AWS Redshift - Copy data from s3 with wildcard

17k views Asked by At

I am trying to copy data from S3 bucket into Redshift using copy command. When I pass the exact file name in copy command it works perfectly fine but when I use wildcard (*) in my from clause it throws an error - "The specified S3 prefix 'suiteX*' does not exist;"

All my files follow this naming convention - SuiteX_Date_Hour.csv for example - SuiteX-20150101-1.csv

Here is my copy command that works :

copy mytable from 's3://mybucket/suiteX_20150101_1.csv'
CREDENTIALS 'aws_access_key_id=XXXXX;aws_secret_access_key=XXXX'
delimiter ',' REGION AS 'us-east-1';

Here is the copy command that does not work:

copy mytable from 's3://mybucket/suiteX*'
CREDENTIALS 'aws_access_key_id=XXXXX;aws_secret_access_key=XXXX' 
delimiter ',' REGION AS 'us-east-1';

Any idea how can make copy command to work with wildcard when I copy data from S3 ?

2

There are 2 answers

1
Masashi M On

According to the Redshift docs, I don't think COPY command supports wildcard for s3 file source path.
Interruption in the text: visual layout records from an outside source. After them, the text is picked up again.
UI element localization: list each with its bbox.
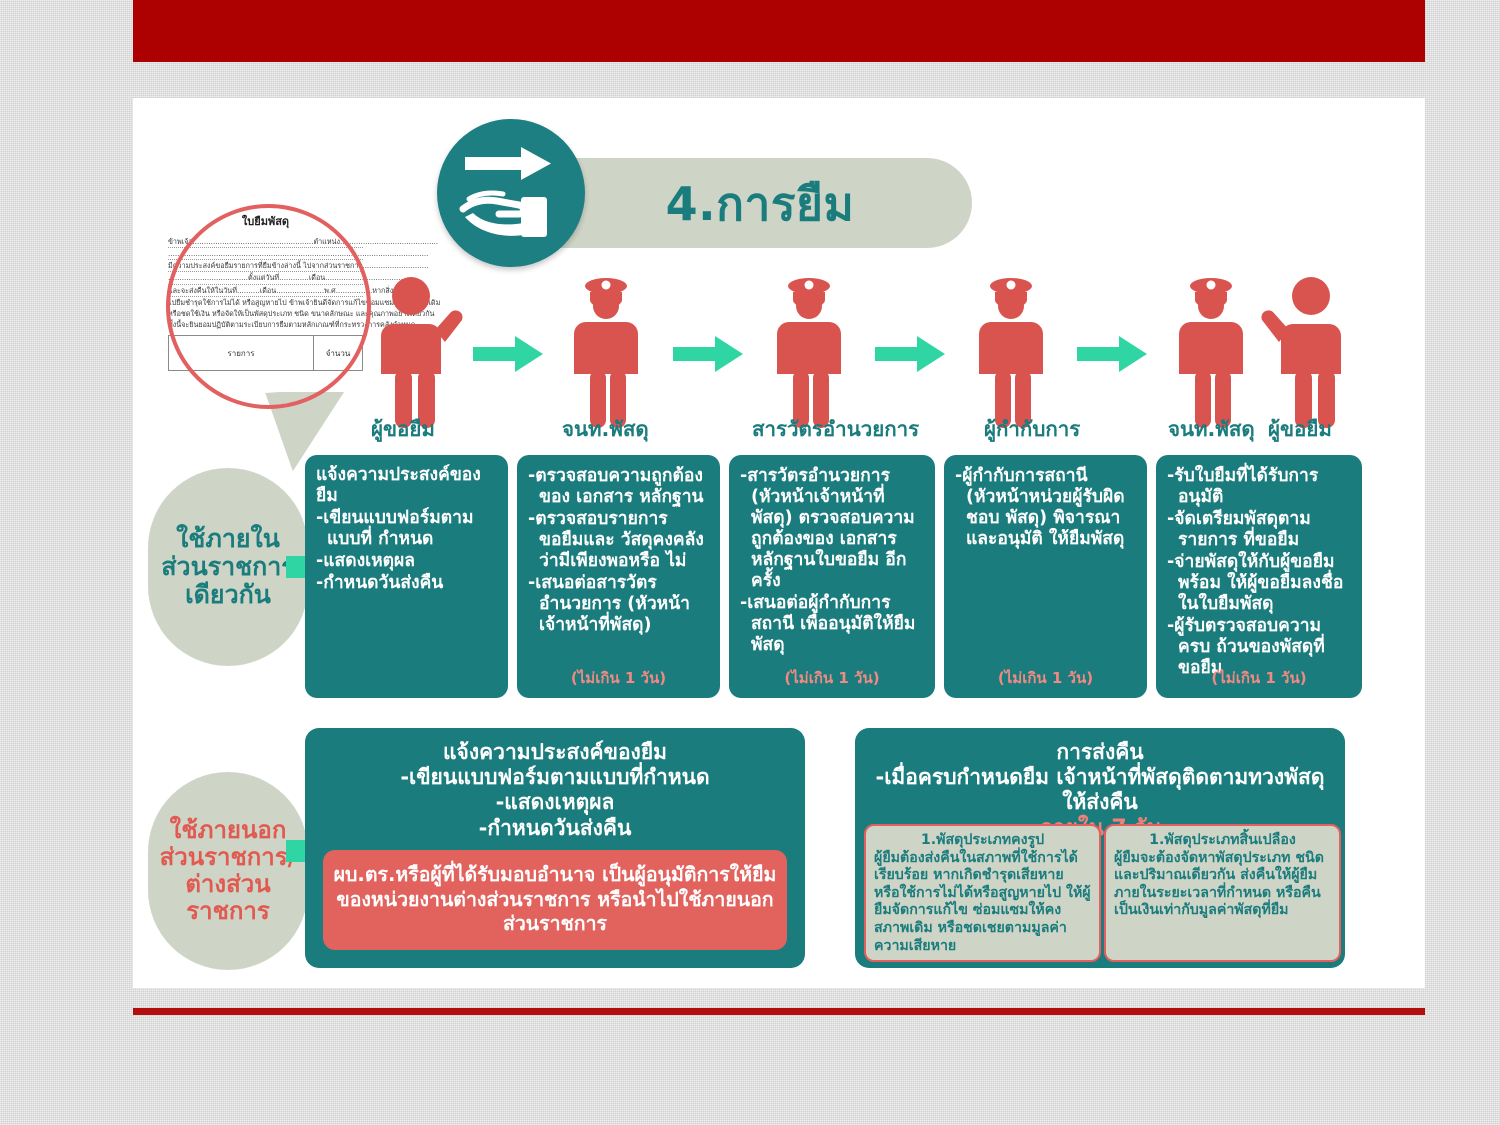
step-box-4[interactable]: -ผู้กำกับการสถานี (หัวหน้าหน่วยผู้รับผิด…: [944, 455, 1147, 698]
arrow-right-icon: [673, 334, 743, 374]
page-title: 4.การยืม: [560, 168, 960, 240]
step-box-5[interactable]: -รับใบยืมที่ได้รับการอนุมัติ -จัดเตรียมพ…: [1156, 455, 1362, 698]
bottom-left-panel[interactable]: แจ้งความประสงค์ของยืม -เขียนแบบฟอร์มตามแ…: [305, 728, 805, 968]
step-item: -ผู้กำกับการสถานี (หัวหน้าหน่วยผู้รับผิด…: [955, 466, 1136, 550]
step-box-3[interactable]: -สารวัตรอำนวยการ (หัวหน้าเจ้าหน้าที่พัสด…: [729, 455, 935, 698]
arrow-right-icon: [875, 334, 945, 374]
oval-line: ส่วนราชการ/: [160, 844, 297, 871]
step-item: -จัดเตรียมพัสดุตามรายการ ที่ขอยืม: [1167, 509, 1351, 551]
step-days: (ไม่เกิน 1 วัน): [517, 666, 720, 690]
subbox-body: ผู้ยืมต้องส่งคืนในสภาพที่ใช้การได้ เรียบ…: [874, 850, 1091, 956]
category-internal-oval: ใช้ภายใน ส่วนราชการ เดียวกัน: [148, 468, 308, 666]
step-box-1[interactable]: แจ้งความประสงค์ของยืม -เขียนแบบฟอร์มตามแ…: [305, 455, 508, 698]
arrow-right-icon: [1077, 334, 1147, 374]
step-item: -จ่ายพัสดุให้กับผู้ขอยืมพร้อม ให้ผู้ขอยื…: [1167, 552, 1351, 615]
step-item: -เขียนแบบฟอร์มตามแบบที่ กำหนด: [316, 508, 497, 550]
notice-line: ผบ.ตร.หรือผู้ที่ได้รับมอบอำนาจ เป็นผู้อน…: [333, 863, 777, 887]
person-label-4: ผู้กำกับการ: [984, 413, 1080, 446]
category-external-oval: ใช้ภายนอก ส่วนราชการ/ ต่างส่วน ราชการ: [148, 772, 308, 970]
bottom-left-line: -กำหนดวันส่งคืน: [319, 816, 791, 841]
subbox-body: ผู้ยืมจะต้องจัดหาพัสดุประเภท ชนิด และปริ…: [1114, 850, 1331, 920]
step-item: -กำหนดวันส่งคืน: [316, 573, 497, 594]
return-title: การส่งคืน: [869, 740, 1331, 765]
person-label-3: สารวัตรอำนวยการ: [752, 413, 919, 446]
subbox-title: 1.พัสดุประเภทคงรูป: [874, 832, 1091, 850]
person-label-6: ผู้ขอยืม: [1268, 413, 1332, 446]
oval-line: ต่างส่วน: [160, 871, 297, 898]
footer-rule: [133, 1008, 1425, 1015]
step-box-2[interactable]: -ตรวจสอบความถูกต้องของ เอกสาร หลักฐาน -ต…: [517, 455, 720, 698]
step-item: -ตรวจสอบความถูกต้องของ เอกสาร หลักฐาน: [528, 466, 709, 508]
oval-line: ส่วนราชการ: [161, 553, 294, 581]
step-heading: แจ้งความประสงค์ของยืม: [316, 465, 497, 507]
notice-line: ของหน่วยงานต่างส่วนราชการ หรือนำไปใช้ภาย…: [333, 888, 777, 937]
step-days: (ไม่เกิน 1 วัน): [729, 666, 935, 690]
step-item: -เสนอต่อผู้กำกับการสถานี เพื่ออนุมัติให้…: [740, 593, 924, 656]
bottom-right-panel[interactable]: การส่งคืน -เมื่อครบกำหนดยืม เจ้าหน้าที่พ…: [855, 728, 1345, 968]
person-label-1: ผู้ขอยืม: [371, 413, 435, 446]
oval-line: ใช้ภายใน: [161, 525, 294, 553]
return-subbox-consumable: 1.พัสดุประเภทสิ้นเปลือง ผู้ยืมจะต้องจัดห…: [1104, 824, 1341, 962]
bottom-left-title: แจ้งความประสงค์ของยืม: [319, 740, 791, 765]
person-label-5: จนท.พัสดุ: [1168, 413, 1255, 446]
person-label-2: จนท.พัสดุ: [562, 413, 649, 446]
oval-line: เดียวกัน: [161, 581, 294, 609]
return-line: -เมื่อครบกำหนดยืม เจ้าหน้าที่พัสดุติดตาม…: [869, 765, 1331, 815]
step-days: (ไม่เกิน 1 วัน): [1156, 666, 1362, 690]
slide: 4.การยืม ใบยืมพัสดุ ข้าพเจ้า............…: [0, 0, 1500, 1125]
step-item: -เสนอต่อสารวัตรอำนวยการ (หัวหน้าเจ้าหน้า…: [528, 573, 709, 636]
header-bar: [133, 0, 1425, 62]
hand-arrow-icon: [437, 119, 585, 267]
step-item: -รับใบยืมที่ได้รับการอนุมัติ: [1167, 466, 1351, 508]
step-item: -สารวัตรอำนวยการ (หัวหน้าเจ้าหน้าที่พัสด…: [740, 466, 924, 592]
step-days: (ไม่เกิน 1 วัน): [944, 666, 1147, 690]
step-item: -แสดงเหตุผล: [316, 551, 497, 572]
arrow-right-icon: [473, 334, 543, 374]
return-subbox-durable: 1.พัสดุประเภทคงรูป ผู้ยืมต้องส่งคืนในสภา…: [864, 824, 1101, 962]
step-item: -ตรวจสอบรายการขอยืมและ วัสดุคงคลังว่ามีเ…: [528, 509, 709, 572]
oval-line: ราชการ: [160, 898, 297, 925]
magnifier-ring-icon: [166, 204, 371, 409]
oval-line: ใช้ภายนอก: [160, 817, 297, 844]
bottom-left-line: -เขียนแบบฟอร์มตามแบบที่กำหนด: [319, 765, 791, 790]
authorization-notice: ผบ.ตร.หรือผู้ที่ได้รับมอบอำนาจ เป็นผู้อน…: [323, 850, 787, 950]
bottom-left-line: -แสดงเหตุผล: [319, 790, 791, 815]
subbox-title: 1.พัสดุประเภทสิ้นเปลือง: [1114, 832, 1331, 850]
Instead, you can specify a bucket directory as follows.

copy data
from 's3://mybucket/data/'
credentials 'aws_access_key_id=<access-key-id>;aws_secret_access_key=<secret-access-key>'; 

In this case, the files under data/ directory will be copied to Redshift.

0
d5ve On

The redshift COPY command doesn't have an explicit wildcard syntax. The object path you provide is treated like a prefix, and any matching objects will be COPY-ed. If the object path matches multiple folders, all objects in all those folders will be COPY-ed.
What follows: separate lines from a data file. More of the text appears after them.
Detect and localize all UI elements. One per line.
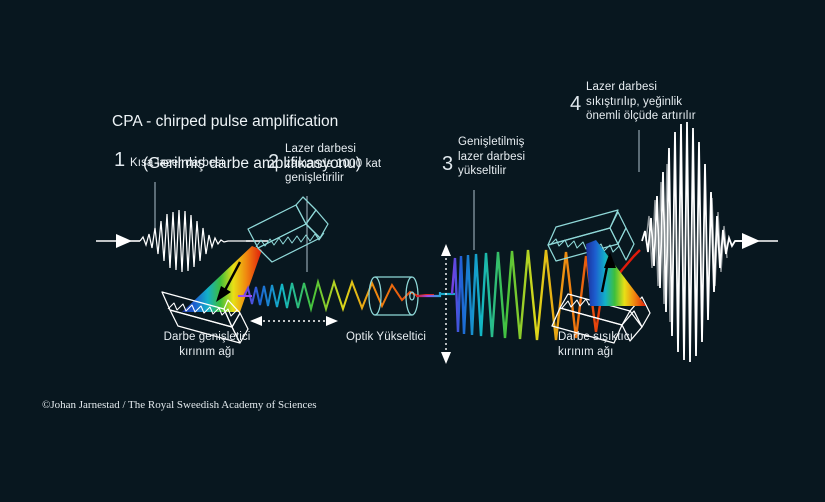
step-3-number: 3 xyxy=(442,154,453,174)
step-4-number: 4 xyxy=(570,94,581,114)
compressed-output-pulse-waveform xyxy=(642,122,742,362)
figure-title-line1: CPA - chirped pulse amplification xyxy=(112,111,442,132)
step-2-label: Lazer darbesi zamanda 1000 kat genişleti… xyxy=(285,142,420,186)
step-2-number: 2 xyxy=(268,152,279,172)
diagram-canvas xyxy=(0,0,825,502)
step-1-label: Kısa lazer darbesi xyxy=(130,156,260,171)
stretch-duration-double-arrow xyxy=(250,316,338,326)
output-beam-arrow xyxy=(735,233,778,249)
short-input-pulse-waveform xyxy=(140,210,250,272)
cpa-diagram-figure: CPA - chirped pulse amplification (Geril… xyxy=(0,0,825,502)
compressor-label: Darbe sışıktıcı kırınım ağı xyxy=(558,330,698,359)
stretcher-spectrum-fan xyxy=(182,246,262,312)
credit-text: ©Johan Jarnestad / The Royal Sweedish Ac… xyxy=(42,399,317,411)
optical-amplifier-cylinder xyxy=(369,277,418,315)
step-4-label: Lazer darbesi sıkıştırılıp, yeğinlik öne… xyxy=(586,80,746,124)
compressor-spectrum-fan xyxy=(586,240,646,306)
step-1-number: 1 xyxy=(114,150,125,170)
amplitude-double-arrow-vertical xyxy=(441,244,451,364)
stretcher-label: Darbe genişletici kırınım ağı xyxy=(137,330,277,359)
step-3-label: Genişletilmiş lazer darbesi yükseltilir xyxy=(458,135,578,179)
input-beam-arrow xyxy=(96,234,140,248)
amplifier-label: Optik Yükseltici xyxy=(346,330,456,345)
You should be able to get it to work for your example with:

copy mytable
from s3://mybucket/suiteX' 
CREDENTIALS 'aws_access_key_id=XXXXX;aws_secret_access_key=XXXX' 
delimiter ',' 
REGION AS 'us-east-1';

The relevent section from the COPY from Amazon S3 docs says:

FROM 's3://copy_from_s3_objectpath'

Specifies the path to the Amazon S3 objects that contain the data—for example, 's3://mybucket/cust.txt'. The s3://copy_from_s3_objectpath parameter can reference a single file or a set of objects or folders that have the same key prefix. For example, the name custdata.txt is a key prefix that refers to a number of physical files: custdata.txt.1, custdata.txt.2, and so on. The key prefix can also reference a number of folders. For example, 's3://mybucket/custfolder' refers to the folders custfolder_1, custfolder_2, and so on. If a key prefix references multiple folders, all of the files in the folders will be loaded.